- Relator(a)
- Ministro Moura Ribeiro
- Órgão julgador
- Terceira Turma
- Data do julgamento
- 13/04/2026
- Data de publicação
- 16/04/2026
STJ – Acórdão, Rel. Ministro Moura Ribeiro, Terceira Turma, j. 13/04/2026, p. 16/04/2026
PROCESSUAL CIVIL. RECURSO ESPECIAL. GRATUIDADE DE JUSTIÇA. PESSOA JURÍDICA SEM FINS LUCRATIVOS. REVOGAÇÃO COM BASE NO ART. 8º DA LEI N.º 1.060/1950. NEGATIVA DE PRESTAÇÃO JURISDICIONAL (ARTS. 1.022 E 489 DO CPC). NÃO OCORRÊNCIA. PRECLUSÃO (ART. 505, I, DO CPC). INAPLICABILIDADE EM FACE DE REANÁLISE DETERMINADA PELA TURMA. NECESSIDADE DE COMPROVAÇÃO DA HIPOSUFICIÊNCIA (SÚMULA 481/STJ). REEXAME PROBATÓRIO (SÚMULA 7/STJ).

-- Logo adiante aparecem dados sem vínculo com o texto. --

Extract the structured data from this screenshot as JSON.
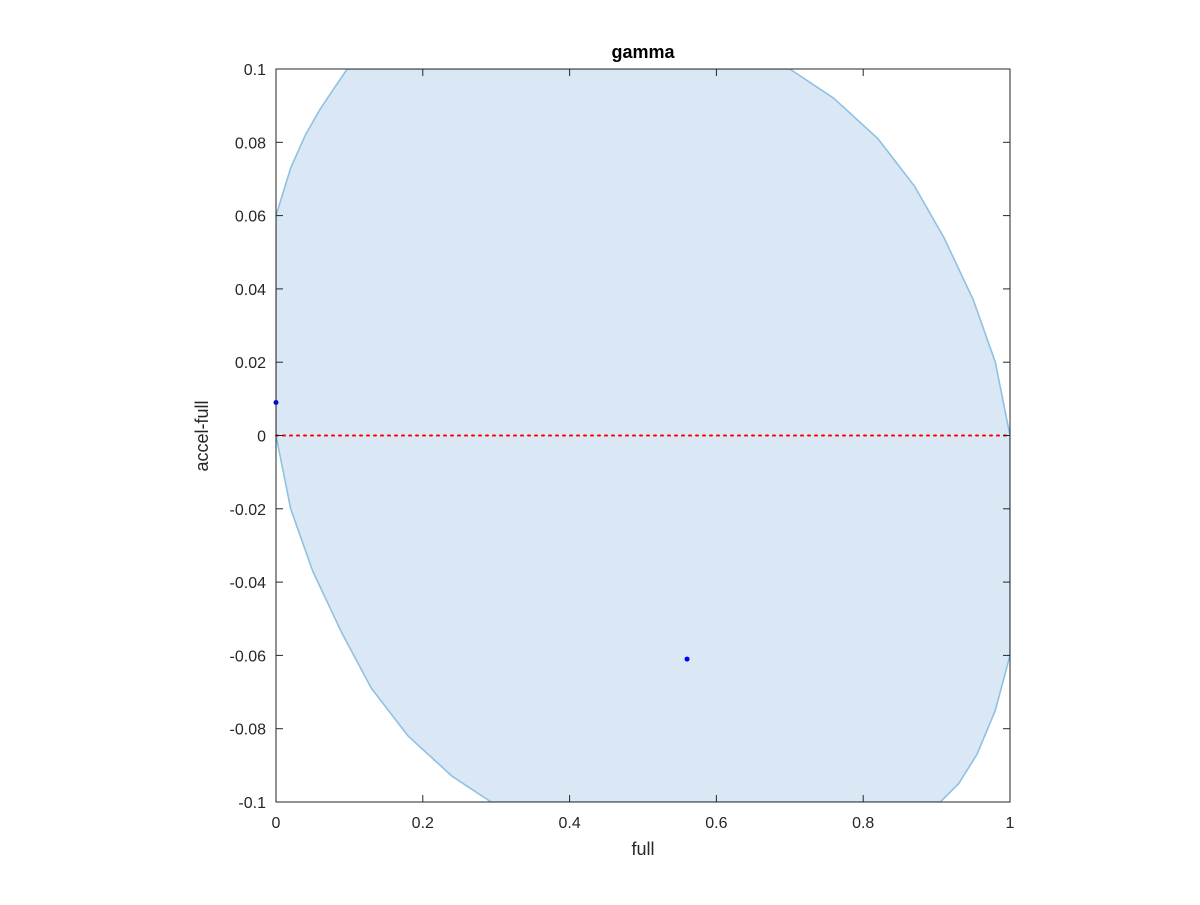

CONHECIMENTO PARCIAL. NÃO PROVIMENTO.1. Recurso especial contra acórdão que, em agravo de instrumento, manteve a revogação da gratuidade de justiça concedida para associação sem fins lucrativos, após reanálise determinada pelo órgão colegiado, com contraditório e verificação da insuficiência de provas de hipossuficiência.2. O objetivo recursal é decidir se (i) há negativa de prestação jurisdicional, por omissões na análise de fato novo e de documentos de hipossuficiência; (ii) a decisão concessiva estaria coberta pela preclusão, ausente fato novo, em frente ao art. 505, I, do CPC e aos arts. 7º e 8º da Lei n.º 1.060/1950; (iii) houve violação do art. 98 do CPC, por indevida negativa do benefício a pessoa jurídica sem fins lucrativos.3. Não há negativa de prestação jurisdicional quando o acórdão, de forma suficiente, determina: (i) a reabertura da análise por ordem da Turma; (ii) a intimação para juntada de documentos; (iii) e a inexistência de presunção de hipossuficiência para pessoas jurídicas, nos termos da Súmula 481/STJ.4. A preclusão não incide quando a própria Turma determina a reanálise do benefício nos termos do art. 8º da Lei n.º 1.060/1950, sendo possível a revogação ex officio após contraditório, diante de elementos que evidenciam a inexistência ou o desaparecimento dos requisitos.5. A concessão de gratuidade da pessoa jurídica exige prova idônea de incapacidade financeira. A revisão das premissas fáticas sobre hipossuficiência exige reexame de provas, o que é vedado pela Súmula 7/STJ.6. Recurso especial conhecido em parte e, nessa extensão, não provido.